AN interest in the way in which different cultures influence each other has inspired a central coast woman, Vivienne Binns, to explore what it means to be an artist in Australia.
A selection of Binns' artworks will be on show at the Casula Powerhouse Arts Centre this month.
Binns said she was pleased to have her works selected for the exhibition.
"It is an interesting project to put myself and Hossein Valamanesh together," she said.
"That intrigued me because I wouldn't immediately have thought I would be comfortable being coupled with Hossein as an artist.
"But I am very pleased and I am looking forward to seeing how the exhibition will treat both of our works."
Binns said at one point in her life she decided to look at the various cultures that surrounded Australia, like the Pacific Islands and Asia.
"I have always loved patterning so I went to a number of Pacific arts festivals," she said.
"I went to one in the Cook Islands and I came across the Tongan people . . . and they would sing, dance and bring their traditional crafts. I was specifically interested in the patterns they would [put] in their tapas. I used some of those patterns as a basis for a number of my works."
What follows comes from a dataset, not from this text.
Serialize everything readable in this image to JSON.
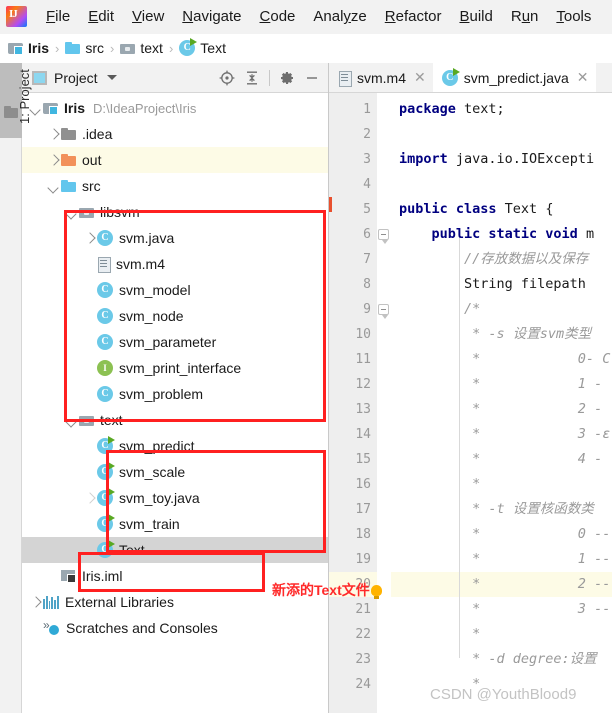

She said painting the patterns into her works allowed her to meditate on the idea of Australia's relationship with the Pacific Islands.
"That became a way for me to enter into the idea of what it means for Australia's population to live in this part of the world," Binns said.
"But also the way we have absorbed the patterns and culture without even knowing.
"I always grew up with mats and baskets that were made in the Pacific and I didn't even know it."
When: July 19 to September 7.
Where: Casula Powerhouse Arts Centre, casulapowerhouse.com or 9824 1121.